The International Association of Athletics Federations is studying Montgomery's results before settling on how much he needs to pay back.

Montgomery's big one-race payday came at an IAAF Grand Prix final in Paris in September 2002. The sprinter was paid $250,000 in prize money and bonuses.

While the IAAF studies Montgomery's earnings, estimates range from $500,000 to $1 million -- or more.

Montgomery became one of the most coveted runners after breaking the 100 record. Svein Arne Hansen, director of the Golden
League meet in Oslo, Norway, estimated Montgomery would have commanded an average of $40,000 in appearance fees per meet after that.

Hansen also said Montgomery would have collected about $15,000 for race victories during the entire 4½-year period, and he estimated total earnings of more $500,000 but less than $1 million.

Based on appearance fees ranging from $25,000 to $50,000 per meet, Montgomery would have earned more than $700,000. Add the $250,000 for his world-record effort, and it's possible the sprinter earned closer to $1 million.

The IAAF rule book allows for the federation to seek the repayment of appearance and prize money. It does not say what would happen if an athlete refuses, but presumably the case could go to court or arbitration.

In any case, it is unclear if Montgomery has the means to pay it back.

Dick Pound, the World Anti-Doping Agency chief, said going after athletes' prize money will "hit them where it hurts."

"It will be interesting if they don't return the money whether somebody who came second might sue them for it," Pound said.

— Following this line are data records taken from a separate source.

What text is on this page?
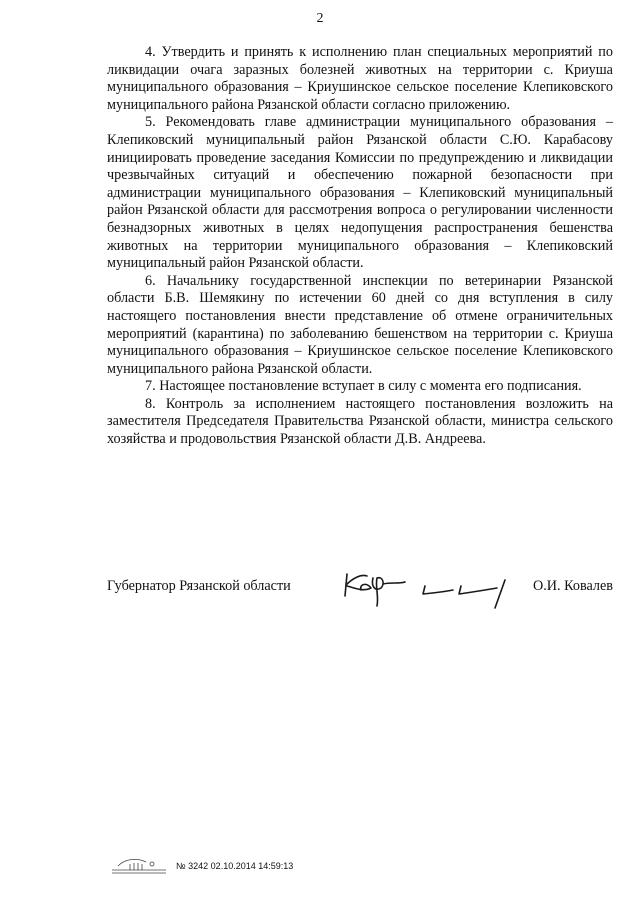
2

4. Утвердить и принять к исполнению план специальных мероприятий по ликвидации очага заразных болезней животных на территории с. Криуша муниципального образования – Криушинское сельское поселение Клепиковского муниципального района Рязанской области согласно приложению.

5. Рекомендовать главе администрации муниципального образования – Клепиковский муниципальный район Рязанской области С.Ю. Карабасову инициировать проведение заседания Комиссии по предупреждению и ликвидации чрезвычайных ситуаций и обеспечению пожарной безопасности при администрации муниципального образования – Клепиковский муниципальный район Рязанской области для рассмотрения вопроса о регулировании численности безнадзорных животных в целях недопущения распространения бешенства животных на территории муниципального образования – Клепиковский муниципальный район Рязанской области.

6. Начальнику государственной инспекции по ветеринарии Рязанской области Б.В. Шемякину по истечении 60 дней со дня вступления в силу настоящего постановления внести представление об отмене ограничительных мероприятий (карантина) по заболеванию бешенством на территории с. Криуша муниципального образования – Криушинское сельское поселение Клепиковского муниципального района Рязанской области.

7. Настоящее постановление вступает в силу с момента его подписания.

8. Контроль за исполнением настоящего постановления возложить на заместителя Председателя Правительства Рязанской области, министра сельского хозяйства и продовольствия Рязанской области Д.В. Андреева.

Губернатор Рязанской области	О.И. Ковалев
№ 3242 02.10.2014 14:59:13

Montgomery's mark of 9.78 seconds -- later broken by Jamaica's Asafa Powell, who did it in 9.77 seconds -- was wiped off the books by the Court of Arbitration for Sport, which banned Montgomery and fellow U.S. sprinter Chryste Gaines for using prohibited substances.

Pound said the penalties sent a strong message.

"It's finally driven a stake through the heart of that preposterous argument you can only have a positive doping result if you produce a positive analytical result," he said in a telephone interview. "The noose is getting a little tighter around these folks now."

Ironically, the sprinter who finished second behind Montgomery in his world-record race also was suspended for doping. Britain's Dwain Chambers, another BALCO client, tested positive for steroids in 2003 and has served a two-year ban.

All of Montgomery's performances since March 31, 2001, were canceled, including his 100-meter silver medal and 400 relay gold from the 2001 world championships. Gaines' results and prizes since Nov. 30, 2003, also were annulled.

USA Track & Field said it would recognize Maurice Greene's previous 100 record of 9.79 seconds -- set in 1999 -- as the U.S. mark.

The Associated Press and Reuters contributed to this report.